Tuesday’s Religion News Roundup: Faith-based delay; Atheist clergy; Gilligan’s sin

More than a year after President Obama signed an executive order on reforms to the White House faith-based office, recommendations to implement the order have finally been sent to federal agencies.   Mark Silk and I have the inside scoop on what caused the delay (hint: contraception). Atheists have unveiled The Clergy Project, an online […]

More than a year after President Obama signed an executive order on reforms to the White House faith-based office, recommendations to implement the order have finally been sent to federal agencies.  

Mark Silk and I have the inside scoop on what caused the delay (hint: contraception).

Atheists have unveiled The Clergy Project, an online support network for pastors who have lost faith and found atheism.


Between 70 – 90 percent of Muslims surveyed in Egypt, Jordan, Turkey and Lebanon view al-Qaeda unfavorably, according to a recent survey. 

A proposed amendment to Florida's constitution would remove a ban on taxpayer funding of churches and other religious institutions.

Just 4,000 of the 24,000 inmates receiving kosher food in U.S. prisons are Jewish, according to The Forward. 

More than three hundred people are expected to attend a vigil against bullying in Utah after the suicide of a Mormon teen

Dan Savage, the outspoken gay activist, argued at the National High School Journalist Conference that Christians should “learn to ignore the b——- in the Bible about gay people.”

A popular Egyptian film actor was sentenced to 3 months in jail and a fine equivalent to $170 for insulting Islam.

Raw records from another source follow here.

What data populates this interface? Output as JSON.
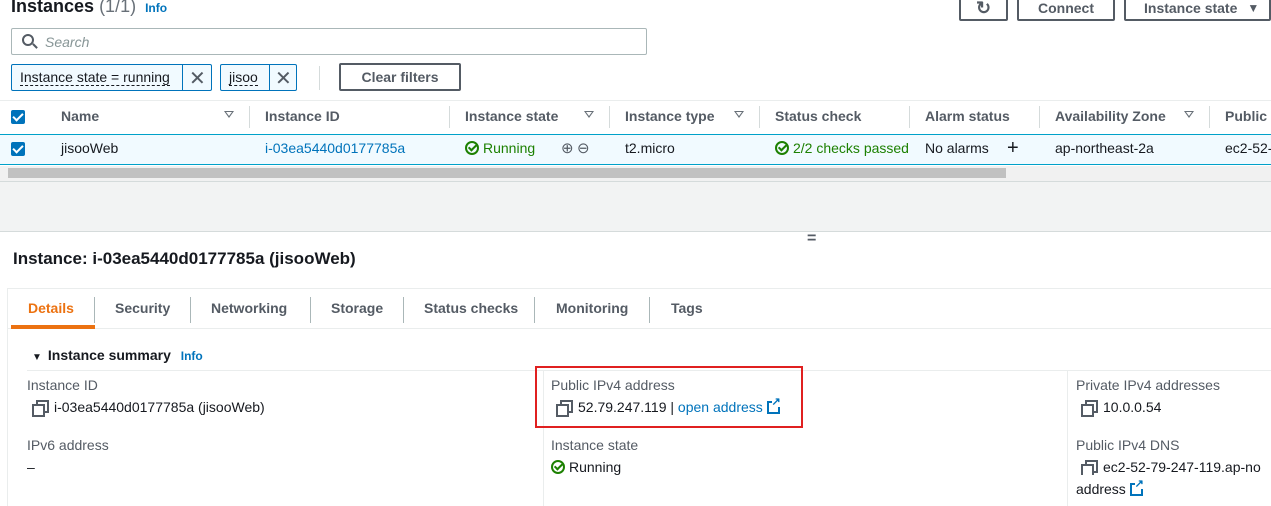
{
  "header": {
    "title": "Instances",
    "count": "(1/1)",
    "info": "Info",
    "refresh_icon": "refresh-icon",
    "connect_label": "Connect",
    "instance_state_label": "Instance state"
  },
  "search": {
    "placeholder": "Search"
  },
  "filters": {
    "tokens": [
      "Instance state = running",
      "jisoo"
    ],
    "clear_label": "Clear filters"
  },
  "table": {
    "columns": [
      "Name",
      "Instance ID",
      "Instance state",
      "Instance type",
      "Status check",
      "Alarm status",
      "Availability Zone",
      "Public"
    ],
    "row": {
      "name": "jisooWeb",
      "instance_id": "i-03ea5440d0177785a",
      "state": "Running",
      "type": "t2.micro",
      "status_check": "2/2 checks passed",
      "alarm": "No alarms",
      "az": "ap-northeast-2a",
      "public": "ec2-52-"
    }
  },
  "divider_handle": "=",
  "detail": {
    "title": "Instance: i-03ea5440d0177785a (jisooWeb)",
    "tabs": [
      "Details",
      "Security",
      "Networking",
      "Storage",
      "Status checks",
      "Monitoring",
      "Tags"
    ],
    "active_tab": "Details",
    "summary_title": "Instance summary",
    "summary_info": "Info",
    "fields": {
      "instance_id_label": "Instance ID",
      "instance_id_value": "i-03ea5440d0177785a (jisooWeb)",
      "public_ipv4_label": "Public IPv4 address",
      "public_ipv4_value": "52.79.247.119",
      "public_ipv4_sep": "|",
      "open_address": "open address",
      "private_ipv4_label": "Private IPv4 addresses",
      "private_ipv4_value": "10.0.0.54",
      "ipv6_label": "IPv6 address",
      "ipv6_value": "–",
      "instance_state_label": "Instance state",
      "instance_state_value": "Running",
      "public_dns_label": "Public IPv4 DNS",
      "public_dns_value": "ec2-52-79-247-119.ap-no",
      "public_dns_link": "address"
    }
  },
  "colors": {
    "link": "#0073bb",
    "success": "#1d8102",
    "active_tab": "#ec7211",
    "highlight_box": "#e02020",
    "selected_row": "#f1faff"
  }
}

Kenyan churches are tightening security after a lone attacker exploded a grenade inside an evangelical church in Nairobi on Sunday, killing one person and injuring 15.

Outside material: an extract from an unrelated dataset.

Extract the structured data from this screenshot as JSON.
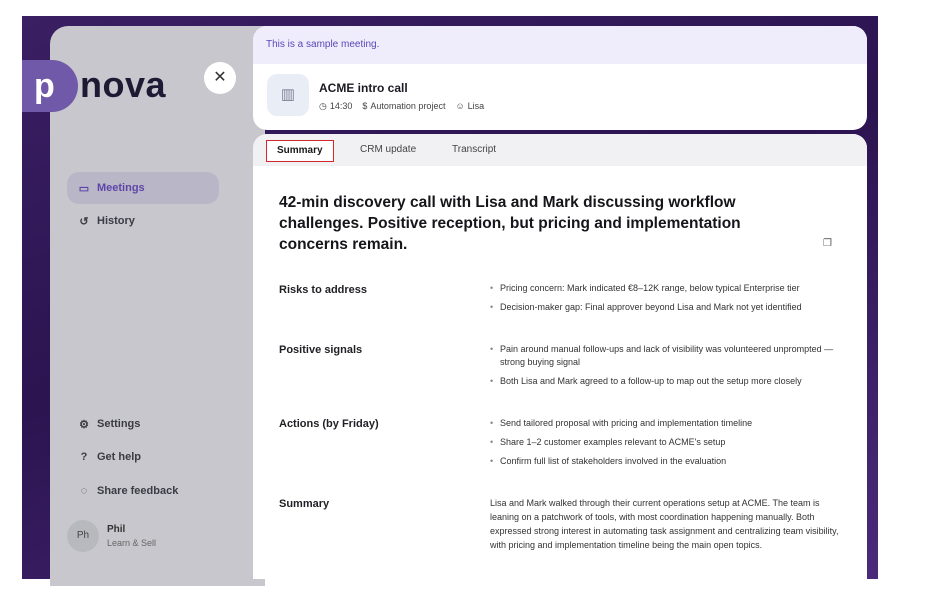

A 47-year-old man stared down a church official in a Philly courtroom on Monday as he described being raped by a priest as a child, the AP reports. 

Reports are emerging that the Catholic church in Italy accepted a large bribe from a mobster's widow to allow his interment in a basilica.

According to the creator of “Gilligan's Island,”  each castaway represented one of Christianity’s “seven deadly sins.” Peggy Fletcher Stack tries to pin the sin on the sailor

Sticking with the numbers theme, there are five kinds of Mormons, according to SLT columnist Robert Kirby.